В тот день я поспешила пораньше лечь спать и очень надеялась, что усну, прежде чем в спальню придет Малколм.

Глава седьмая

Я постаралась выбросить из головы всякие мысли о том разговоре с Малколмом, о пресс-конференции Мадлен и обо всем гнусном Министерстве образования и осознала, что все еще стою перед красивым домом Сары Грин. Только теперь там, где раньше была аккуратная кирпичная дорожка, все выглядело как после взрыва на шахте.

– Ты же говорила, что она отлично успевает по всем предметам! – кричала Сара. – Отлично! И в каждом отчете, который мы получали из школы, показатель ее IQ называли практически идеальным.

– Но ее IQ и в самом деле был почти идеален, – подтвердила я.

– А теперь, значит, перестал? По какой такой причине? Почему ее отправили в этот вонючий Канзас? – Сара вдруг истерически рассмеялась. Ох, невеселый это был смех. – В Канзас! В государственную школу, где весь год по минутам расписан! – В каждом ее слове звучала такая боль, что я даже не пыталась ее прервать. – Хотя, конечно, нам сказали, что раз в четверть мы можем ее навещать. Ты хоть представляешь, сколько освобождений на работе нам придется для этого взять? И сколько это будет стоить – четыре раза в год летать в Канзас? Хорошо еще, если удастся сэкономить за счет нерабочих дней. А иначе мы вскоре увидим, что и наши собственные Коэффициенты спикируют вниз, и если это произойдет, то и Коэффициент Джонатана сильно упадет, а он и так уже в зеленой школе. И ведь поехать-то к ней можно только на один день! Ты только представь себе, Елена: на один-единственный день! А ведь раньше из этих школ на Рождество детей по домам отправляли. И еще раз в два года на День благодарения. И еще летом.

– Ты же присутствовала на том собрании, когда это новое расписание было принято и одобрено? – сказала я, начиная сердиться.

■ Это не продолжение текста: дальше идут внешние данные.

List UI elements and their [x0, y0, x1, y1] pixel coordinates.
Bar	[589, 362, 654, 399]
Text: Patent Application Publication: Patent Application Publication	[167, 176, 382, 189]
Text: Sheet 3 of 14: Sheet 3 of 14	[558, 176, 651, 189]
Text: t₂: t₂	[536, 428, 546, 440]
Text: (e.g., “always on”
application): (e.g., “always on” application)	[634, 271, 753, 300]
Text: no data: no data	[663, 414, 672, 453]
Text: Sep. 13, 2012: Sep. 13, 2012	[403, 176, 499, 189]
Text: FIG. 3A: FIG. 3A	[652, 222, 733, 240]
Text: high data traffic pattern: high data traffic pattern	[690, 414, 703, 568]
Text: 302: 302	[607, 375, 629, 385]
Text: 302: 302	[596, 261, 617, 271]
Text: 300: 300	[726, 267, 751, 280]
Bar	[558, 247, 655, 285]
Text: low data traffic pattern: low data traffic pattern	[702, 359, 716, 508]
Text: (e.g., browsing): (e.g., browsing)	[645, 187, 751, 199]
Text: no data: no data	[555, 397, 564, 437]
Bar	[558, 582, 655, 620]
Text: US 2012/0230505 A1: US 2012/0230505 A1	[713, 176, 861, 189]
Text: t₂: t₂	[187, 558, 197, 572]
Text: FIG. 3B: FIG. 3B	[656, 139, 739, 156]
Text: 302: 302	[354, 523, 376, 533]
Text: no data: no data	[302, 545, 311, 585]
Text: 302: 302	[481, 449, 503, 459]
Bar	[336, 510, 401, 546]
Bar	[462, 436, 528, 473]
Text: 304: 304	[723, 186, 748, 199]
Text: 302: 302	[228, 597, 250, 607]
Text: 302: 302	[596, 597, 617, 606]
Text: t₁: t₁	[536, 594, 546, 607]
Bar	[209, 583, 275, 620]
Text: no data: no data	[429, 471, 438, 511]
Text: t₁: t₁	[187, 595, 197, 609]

И Сара, икнув, внезапно замолкла, отвернулась от меня и побрела к дверям своего дома. Ее распущенные волосы мокрыми прядями свисали по спине, махровый халат промок насквозь, и она в нем была похожа на упавшую в речку кошку. Потом она вдруг резко обернулась и уставилась на меня тяжелым взглядом.

– Что ж, зато теперь вашей Энн будет куда легче войти в те два процента отличников в самой верхней строчке. Желаю удачи.

Ее слова били больно, точно пощечина, но это была ответная пощечина, quid pro quo, ведь и я только что нанесла ей столь же неприятный удар.

Я хорошо помнила, как были установлены эти перемены в расписании. Еще одна «супружеская беседа» на диване с Малколмом, еще одна пресс-конференция Мадлен Синклер – она появилась, как всегда, в ярко-синем костюме и с коротко стриженными светлыми волосами, – в ходе которой она со своей сахарной улыбкой на устах заставила всех слушателей почувствовать себя детсадовцами, которым, черт бы их побрал, приходится абсолютно все разжевывать, используя самые простые слова. Тогда, помнится, были здорово сокращены школьные каникулы – тоже одна из «гениальных» идей Малколма.